Despacho Conjunto n.º 15/2019, de 08 de março
Ministérios do Trabalho, Solidariedade e Segurança Social e da Saúde

A FESAHT – Federação dos Sindicato de Agricultura, Alimentação, Bebidas, Hotelaria e Turismo de Portugal comunicou, mediante aviso prévio, a todas as associações patronais da hotelaria, restauração, alimentação, bebidas, tabacos, agricultura, hospitalização privada, instituições particulares e de solidariedade social, ensino particular e cooperativo e outros serviços e sectores e demais entidades interessadas, que os trabalhadores das empresas associadas, nomeadamente na AHRESP – Associação da Hotelaria, Restauração e Similares de Portugal farão greve no dia 28 de março de 2019, nos termos do aviso prévio.

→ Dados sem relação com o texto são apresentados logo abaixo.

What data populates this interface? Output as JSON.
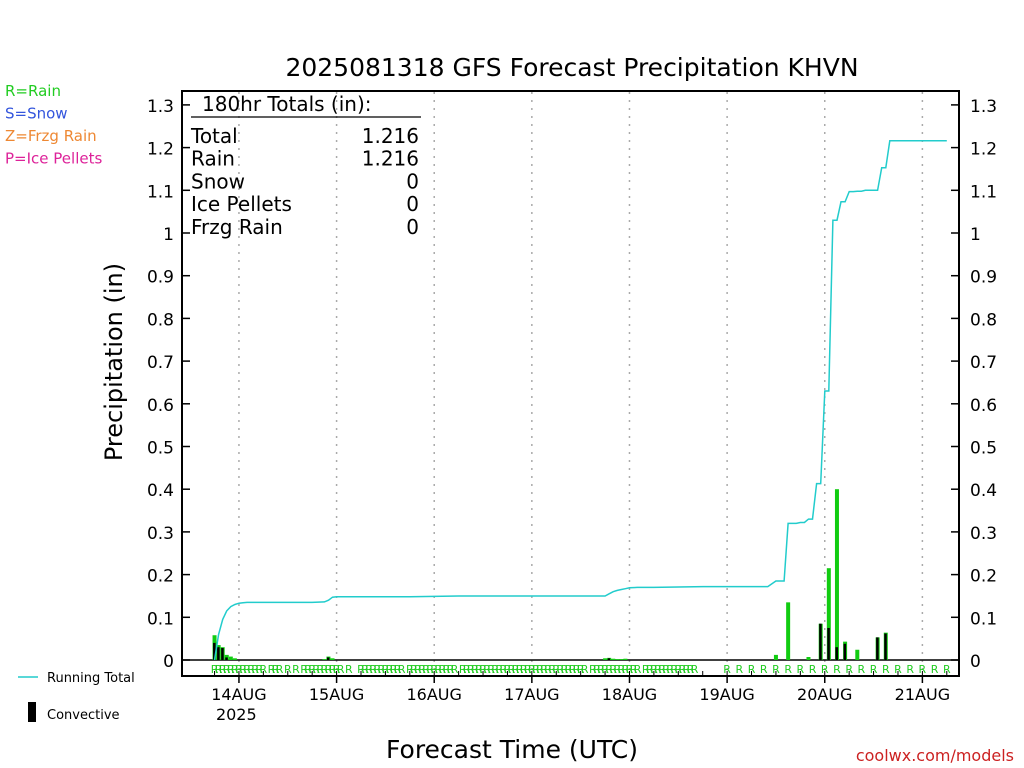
{
  "title": "2025081318 GFS Forecast Precipitation KHVN",
  "legend_left": [
    {
      "text": "R=Rain",
      "color": "#22cc22"
    },
    {
      "text": "S=Snow",
      "color": "#3355dd"
    },
    {
      "text": "Z=Frzg Rain",
      "color": "#ee8833"
    },
    {
      "text": "P=Ice Pellets",
      "color": "#dd2299"
    }
  ],
  "totals": {
    "heading": "180hr Totals (in):",
    "rows": [
      {
        "label": "Total",
        "value": "1.216"
      },
      {
        "label": "Rain",
        "value": "1.216"
      },
      {
        "label": "Snow",
        "value": "0"
      },
      {
        "label": "Ice Pellets",
        "value": "0"
      },
      {
        "label": "Frzg Rain",
        "value": "0"
      }
    ]
  },
  "legend_bottom": {
    "running_total": "Running Total",
    "convective": "Convective"
  },
  "watermark": "coolwx.com/models",
  "colors": {
    "running_total": "#22cccc",
    "precip_bar": "#11cc11",
    "convective_bar": "#000000",
    "rain_marker": "#22cc22"
  },
  "chart_data": {
    "type": "bar",
    "ylabel": "Precipitation (in)",
    "xlabel": "Forecast Time (UTC)",
    "ylim": [
      0,
      1.35
    ],
    "yticks": [
      0,
      0.1,
      0.2,
      0.3,
      0.4,
      0.5,
      0.6,
      0.7,
      0.8,
      0.9,
      1,
      1.1,
      1.2,
      1.3
    ],
    "ytick_labels": [
      "0",
      "0.1",
      "0.2",
      "0.3",
      "0.4",
      "0.5",
      "0.6",
      "0.7",
      "0.8",
      "0.9",
      "1",
      "1.1",
      "1.2",
      "1.3"
    ],
    "x_unit": "forecast hour",
    "xlim": [
      -8,
      183
    ],
    "xticks": [
      {
        "hour": 6,
        "label": "14AUG",
        "sublabel": "2025"
      },
      {
        "hour": 30,
        "label": "15AUG"
      },
      {
        "hour": 54,
        "label": "16AUG"
      },
      {
        "hour": 78,
        "label": "17AUG"
      },
      {
        "hour": 102,
        "label": "18AUG"
      },
      {
        "hour": 126,
        "label": "19AUG"
      },
      {
        "hour": 150,
        "label": "20AUG"
      },
      {
        "hour": 174,
        "label": "21AUG"
      }
    ],
    "grid": "vertical dotted at each day",
    "series": [
      {
        "name": "Running Total",
        "type": "line",
        "x": [
          0,
          1,
          2,
          3,
          4,
          5,
          6,
          7,
          8,
          10,
          12,
          16,
          20,
          24,
          27,
          28,
          29,
          30,
          36,
          48,
          54,
          60,
          72,
          84,
          96,
          97,
          98,
          99,
          100,
          101,
          102,
          104,
          108,
          114,
          120,
          126,
          132,
          135,
          136,
          138,
          139,
          140,
          141,
          142,
          143,
          144,
          145,
          146,
          147,
          148,
          149,
          150,
          151,
          152,
          153,
          154,
          155,
          156,
          157,
          158,
          159,
          160,
          161,
          162,
          163,
          164,
          165,
          166,
          167,
          168,
          169,
          170,
          171,
          172,
          173,
          174,
          175,
          176,
          177,
          178,
          179,
          180
        ],
        "y": [
          0,
          0.06,
          0.095,
          0.115,
          0.125,
          0.13,
          0.133,
          0.134,
          0.135,
          0.135,
          0.135,
          0.135,
          0.135,
          0.135,
          0.136,
          0.14,
          0.147,
          0.148,
          0.148,
          0.148,
          0.149,
          0.15,
          0.15,
          0.15,
          0.15,
          0.155,
          0.16,
          0.163,
          0.165,
          0.167,
          0.169,
          0.17,
          0.17,
          0.171,
          0.172,
          0.172,
          0.172,
          0.172,
          0.172,
          0.185,
          0.185,
          0.185,
          0.32,
          0.32,
          0.32,
          0.322,
          0.322,
          0.33,
          0.33,
          0.413,
          0.413,
          0.63,
          0.63,
          1.03,
          1.03,
          1.073,
          1.073,
          1.097,
          1.097,
          1.098,
          1.098,
          1.1,
          1.1,
          1.1,
          1.1,
          1.153,
          1.153,
          1.216,
          1.216,
          1.216,
          1.216,
          1.216,
          1.216,
          1.216,
          1.216,
          1.216,
          1.216,
          1.216,
          1.216,
          1.216,
          1.216,
          1.216
        ]
      },
      {
        "name": "Precipitation",
        "type": "bar",
        "x": [
          0,
          1,
          2,
          3,
          4,
          5,
          27,
          28,
          29,
          96,
          97,
          98,
          99,
          100,
          101,
          138,
          141,
          146,
          149,
          151,
          153,
          155,
          158,
          163,
          165
        ],
        "y": [
          0.058,
          0.035,
          0.03,
          0.012,
          0.008,
          0.004,
          0.002,
          0.008,
          0.004,
          0.004,
          0.005,
          0.003,
          0.002,
          0.002,
          0.003,
          0.012,
          0.135,
          0.007,
          0.085,
          0.215,
          0.4,
          0.043,
          0.024,
          0.053,
          0.064
        ]
      },
      {
        "name": "Convective",
        "type": "bar",
        "x": [
          0,
          1,
          2,
          3,
          28,
          97,
          149,
          151,
          153,
          155,
          163,
          165
        ],
        "y": [
          0.04,
          0.03,
          0.028,
          0.006,
          0.006,
          0.004,
          0.085,
          0.075,
          0.03,
          0.038,
          0.053,
          0.062
        ]
      }
    ],
    "precip_type_markers": {
      "label": "R",
      "hours": [
        0,
        1,
        2,
        3,
        4,
        5,
        6,
        7,
        8,
        9,
        10,
        11,
        12,
        14,
        15,
        16,
        18,
        20,
        22,
        23,
        24,
        25,
        26,
        27,
        28,
        29,
        30,
        31,
        33,
        36,
        37,
        38,
        39,
        40,
        41,
        42,
        43,
        44,
        45,
        46,
        48,
        49,
        50,
        51,
        52,
        53,
        54,
        55,
        56,
        57,
        58,
        59,
        61,
        62,
        63,
        64,
        65,
        66,
        67,
        68,
        69,
        70,
        71,
        72,
        73,
        74,
        75,
        76,
        77,
        78,
        79,
        80,
        81,
        82,
        83,
        84,
        85,
        86,
        87,
        88,
        89,
        90,
        91,
        93,
        94,
        95,
        96,
        97,
        98,
        99,
        100,
        101,
        102,
        103,
        104,
        106,
        107,
        108,
        109,
        110,
        111,
        112,
        113,
        114,
        115,
        116,
        117,
        118,
        126,
        129,
        132,
        135,
        138,
        141,
        144,
        147,
        150,
        153,
        156,
        159,
        162,
        165,
        168,
        171,
        174,
        177,
        180
      ]
    }
  }
}
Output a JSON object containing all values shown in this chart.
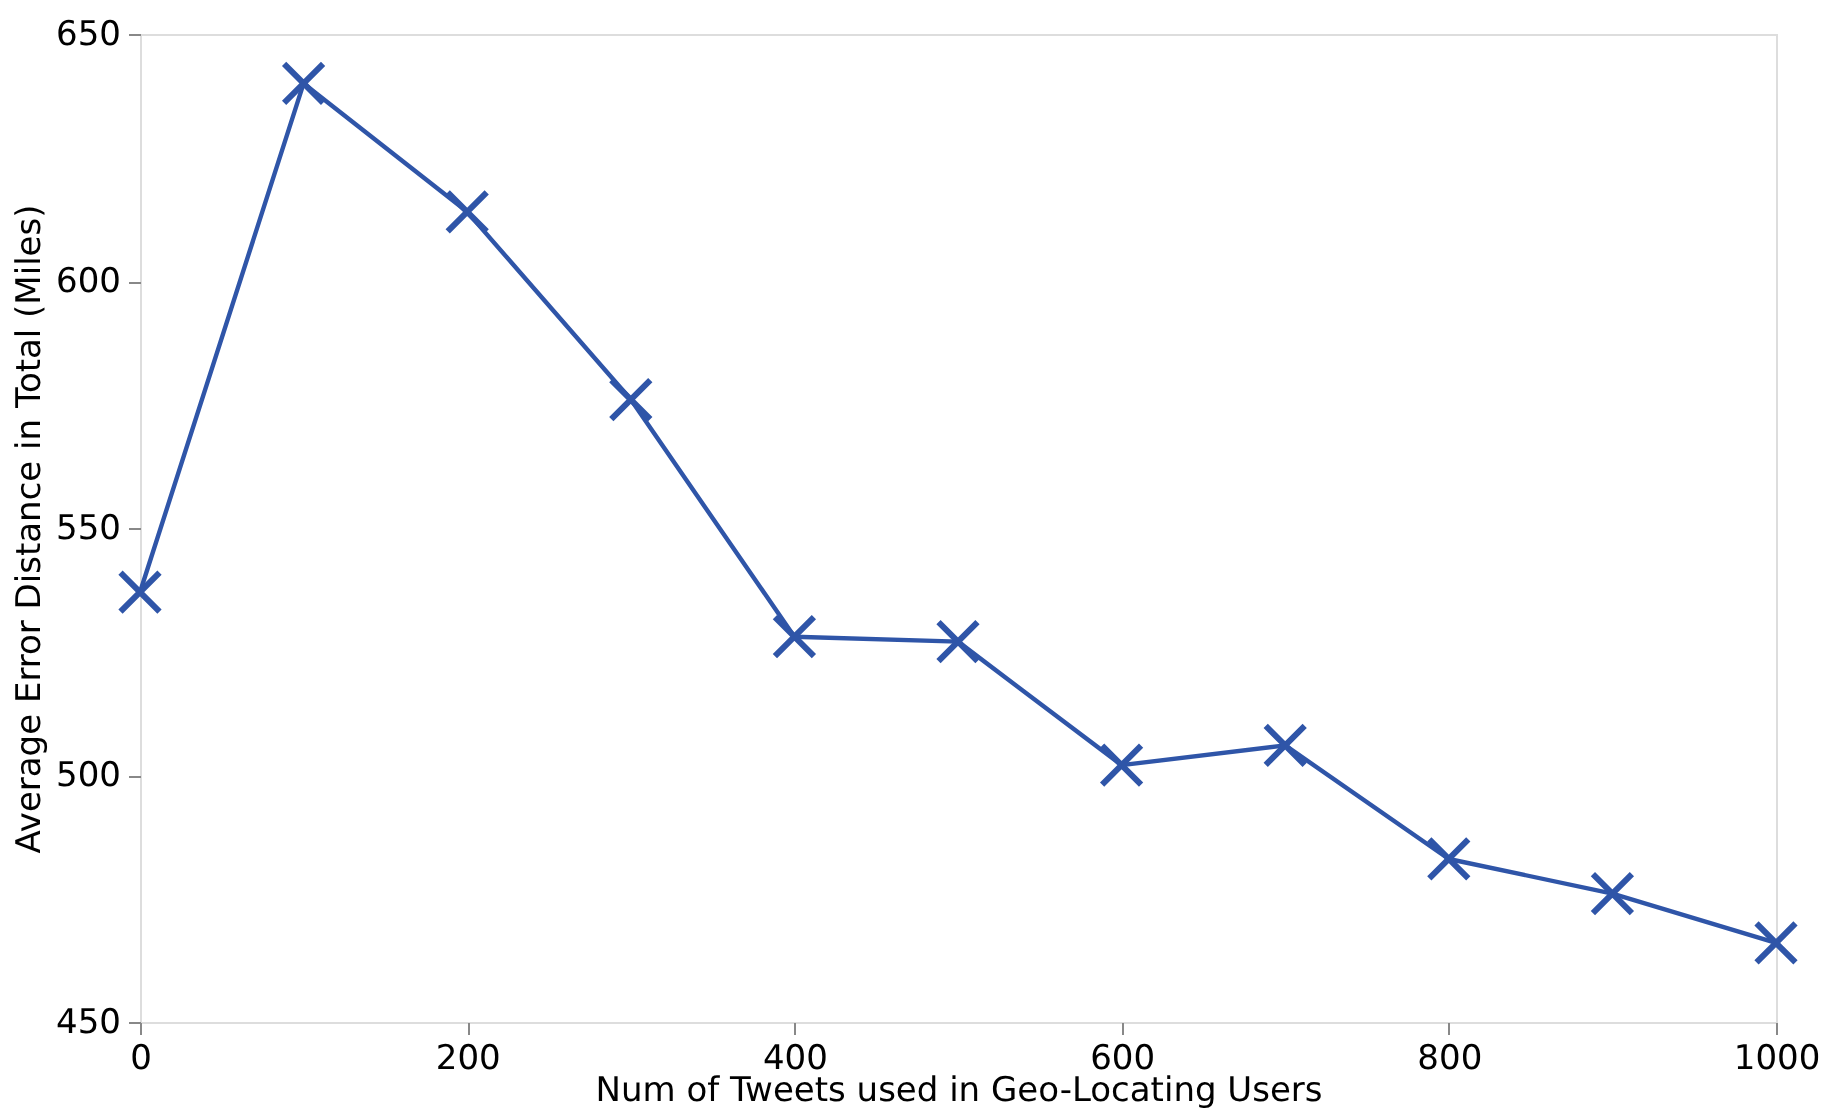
{
  "chart_data": {
    "type": "line",
    "xlabel": "Num of Tweets used in Geo-Locating Users",
    "ylabel": "Average Error Distance in Total (Miles)",
    "x": [
      0,
      100,
      200,
      300,
      400,
      500,
      600,
      700,
      800,
      900,
      1000
    ],
    "series": [
      {
        "color": "#2f55a8",
        "values": [
          537,
          640,
          614,
          576,
          528,
          527,
          502,
          506,
          483,
          476,
          466
        ]
      }
    ],
    "xlim": [
      0,
      1000
    ],
    "ylim": [
      450,
      650
    ],
    "xticks": [
      0,
      200,
      400,
      600,
      800,
      1000
    ],
    "yticks": [
      450,
      500,
      550,
      600,
      650
    ],
    "marker": "cross",
    "line_style": "solid",
    "grid": false
  }
}
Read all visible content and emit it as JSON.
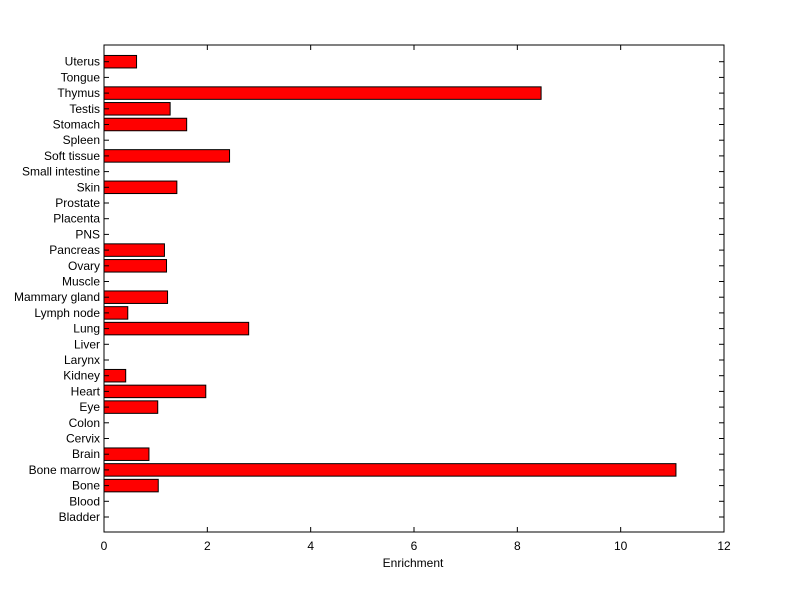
{
  "chart_data": {
    "type": "bar",
    "orientation": "horizontal",
    "title": "",
    "xlabel": "Enrichment",
    "ylabel": "",
    "xlim": [
      0,
      12
    ],
    "xticks": [
      0,
      2,
      4,
      6,
      8,
      10,
      12
    ],
    "xtick_labels": [
      "0",
      "2",
      "4",
      "6",
      "8",
      "10",
      "12"
    ],
    "grid": false,
    "legend": "none",
    "bar_color": "#ff0000",
    "bar_edge_color": "#000000",
    "categories": [
      "Bladder",
      "Blood",
      "Bone",
      "Bone marrow",
      "Brain",
      "Cervix",
      "Colon",
      "Eye",
      "Heart",
      "Kidney",
      "Larynx",
      "Liver",
      "Lung",
      "Lymph node",
      "Mammary gland",
      "Muscle",
      "Ovary",
      "Pancreas",
      "PNS",
      "Placenta",
      "Prostate",
      "Skin",
      "Small intestine",
      "Soft tissue",
      "Spleen",
      "Stomach",
      "Testis",
      "Thymus",
      "Tongue",
      "Uterus"
    ],
    "values": [
      0,
      0,
      1.05,
      11.07,
      0.87,
      0,
      0,
      1.04,
      1.97,
      0.42,
      0,
      0,
      2.8,
      0.46,
      1.23,
      0,
      1.21,
      1.17,
      0,
      0,
      0,
      1.41,
      0,
      2.43,
      0,
      1.6,
      1.28,
      8.46,
      0,
      0.63
    ]
  }
}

No exercício do direito de greve, é necessário salvaguardar outros direitos constitucionalmente protegidos, de acordo com o n.º 2 do artigo 18.º e o n.º 3 do artigo 57.º da Constituição da República Portuguesa, sob pena de irreversível afetação de alguns destes direitos.
Nos estabelecimentos hospitalares abrangidos pelo aviso prévio de greve, a alimentação de doentes internados constitui uma necessidade social impreterível que deve ser satisfeita durante a greve, nos termos do n.º 1 e da alínea b) do n.º 2 do artigo 537.º do Código do Trabalho, uma vez que estão em causa os direitos constitucionais das pessoas à proteção da saúde. No âmbito da satisfação das necessidades sociais impreteríveis deve ainda ser considerada a alimentação de reclusos em estabelecimentos prisionais e de idosos internados em estruturas residenciais para pessoas idosas, de utentes em centros de dia e de serviços de apoio domiciliário, crianças e jovens internados em centros educativos e em lares de infância e juventude e de pessoas com deficiência internados em centros de apoio, que neste aspeto se encontram em situação idêntica à de doentes internados.
Impõe-se, por isso, que, durante a greve, o sindicato que a declarou e os trabalhadores que a ela adiram assegurem os serviços mínimos indispensáveis para ocorrer à satisfação daquelas necessidades sociais impreteríveis, nos termos do n.º 3 do artigo 57.º da Constituição e do n.º 1 do artigo 537.º do Código do Trabalho.